Smile Direct Club Inc. is expected to report results after Thursday’s close. The stock hit an all-time high of $21.10/share in 2019 shortly after its IPO and start of trading. The stock is currently trading near $11.50/share. The stock is prone to big moves after reporting earnings and can easily deviate if the numbers are strong. Conversely, if the figures disappoint, the stock can easily fall. To help you prepare, here’s what the Street expects:
Smile Direct Club is expected to record a loss of ($0.11) per share on revenue of $181.10 million. Meanwhile, the so-called Whisper number is a loss of ($0.06)/share. The Whisper number is the street’s unofficial view on earnings.
A closer look at the fundamentals:
The company has lost money in recent years, but the number of major funds that hold the stock has fallen from 96 to 130. This is encouraging as the growing institutional sponsorship tends to be a strong vote of confidence for the future of a stock.
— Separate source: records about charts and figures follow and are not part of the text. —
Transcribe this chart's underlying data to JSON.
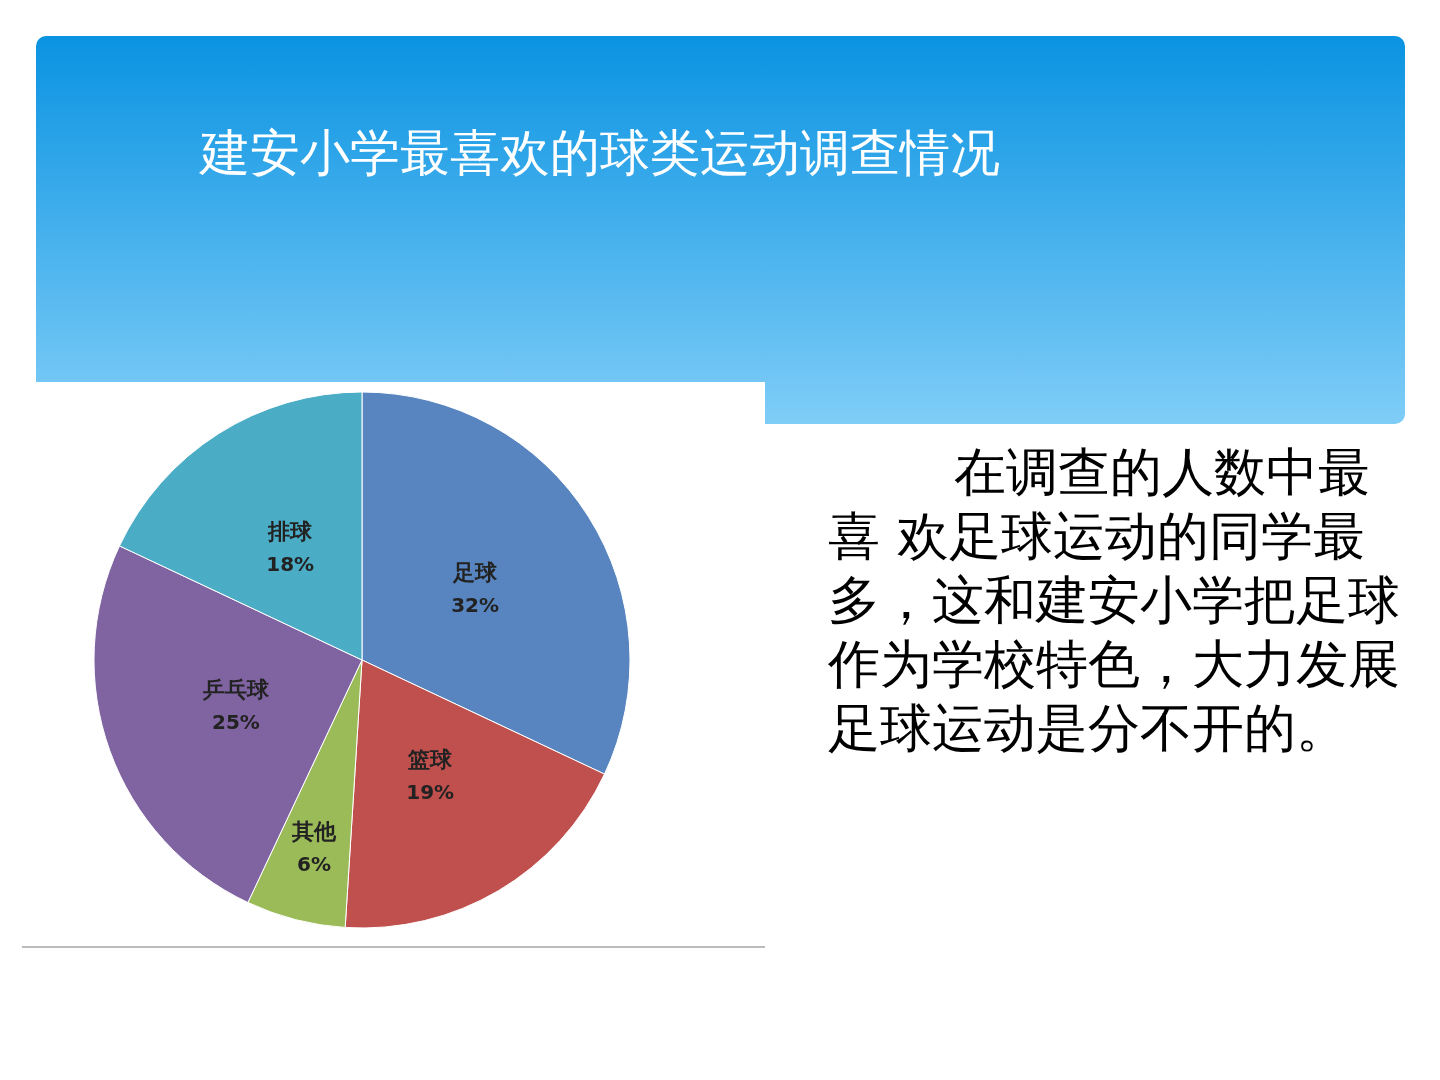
{
  "chart_data": {
    "type": "pie",
    "title": "建安小学最喜欢的球类运动调查情况",
    "categories": [
      "足球",
      "篮球",
      "其他",
      "乒乓球",
      "排球"
    ],
    "values": [
      32,
      19,
      6,
      25,
      18
    ],
    "value_labels": [
      "32%",
      "19%",
      "6%",
      "25%",
      "18%"
    ],
    "colors": [
      "#5885bf",
      "#c0504d",
      "#9bbb59",
      "#8064a2",
      "#4bacc6"
    ],
    "annotations": [
      "在调查的人数中最喜 欢足球运动的同学最多，这和建安小学把足球作为学校特色，大力发展足球运动是分不开的。"
    ]
  }
}
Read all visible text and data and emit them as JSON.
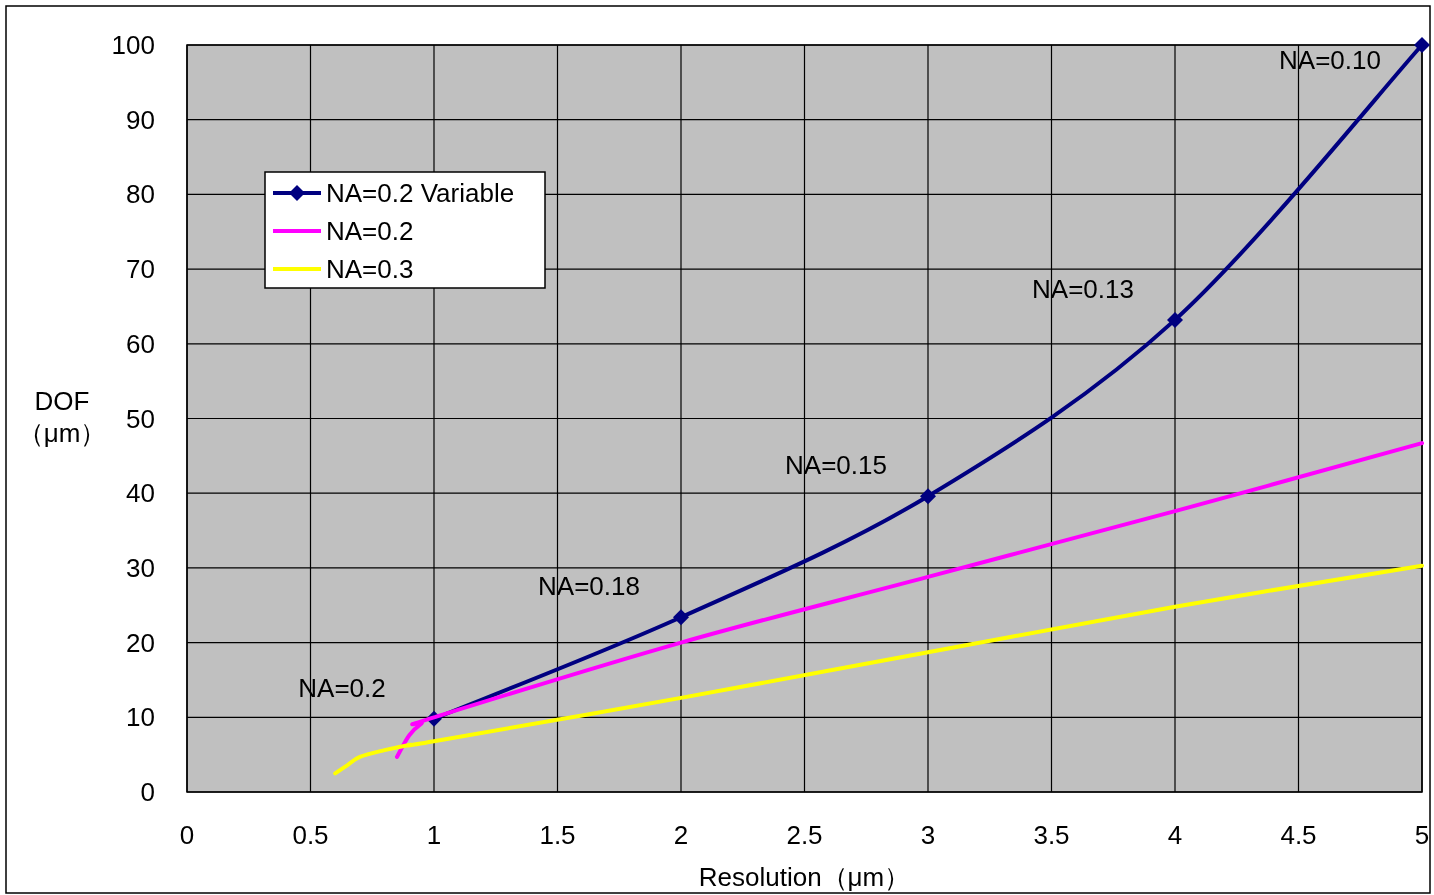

A closer look at the techniques:
Technically, the stock attempted to break a multi-month consolidation, but it wasn’t ready to go higher as the sellers showed up and the breakout failed. The stock has been building a new base since September and is pausing to digest the very strong rally it has enjoyed since the March 2020 Covid-19 low. The bulls want to see the stock break above $16/share and that will pave the way for higher prices. Until then, the stock builds a great base-to-base model.
Pay attention to how the stock reacts to news:
From where I sit, the most important trait I look for during earnings season is how the market and a specific company react to the news. Remember, always keep your losses small and never argue with the gang.